Well, yes, as a matter of fact, I imagine many of the screencaps I’ll use to illustrate Department S will feature Peter Wyngarde and a pretty guest star, in this case Juliet Harmer from Adam Adamant Lives!.
So anyway, we started a few days ago with the first episode that is typically broadcast, but “The Man in the Elegant Room,” written by Terry Nation, was the first one they produced, and it’s a somewhat better introduction to the characters. It’s not perfect on that front, because this was made in an era when TV series were made to be shown in any order whatsoever, so I still ended up pausing the episode to explain to our son that this Mark Caine dude they keep mentioning is the fictional superspy who stars in Jason King’s celebrated paperbacks.

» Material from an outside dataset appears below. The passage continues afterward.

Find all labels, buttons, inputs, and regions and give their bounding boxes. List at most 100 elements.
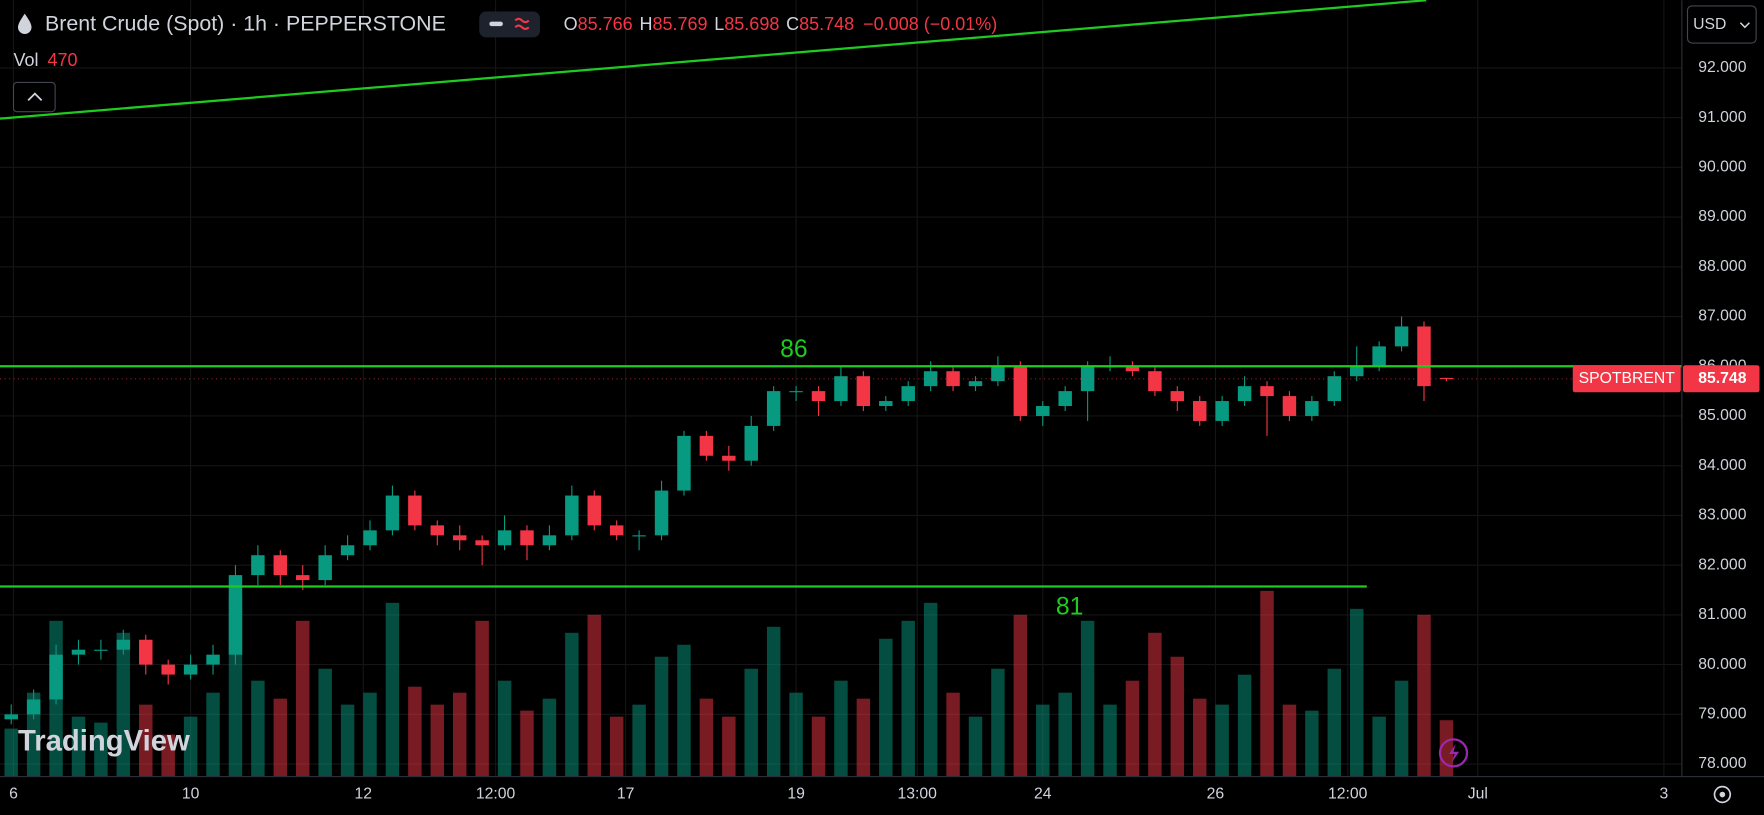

But overall, he agreed that this was far less confusing, even though the plot is, delightfully, a real headscratcher. A real estate agent shows off one of his warehouse properties, only to find that in the five months since he last inspected it, somebody has built a full-size mockup of an elegant room inside. And trapped behind bars in this room, there’s a dead woman and a young man who is so disturbed he can barely speak anymore. Jason reasons that the room must be a replica of a room in a real home somewhere in London, and it’s been designed to plan a robbery. But they find the home and the owner, played by Stratford Johns, shows them that the only thing in his room worth stealing is a small amount of jewelry in the wall safe.
Overall, I thought this was much better than “Six Days” and should have been the first one shown. It kept us guessing for a good while and ends with a satisfactory shootout. I was amused to see Stratford Johns in this because I believe this was made in April of 1968, meaning he was at work on “Legacy of Death”, another Terry Nation script, this time for The Avengers, just a few weeks later.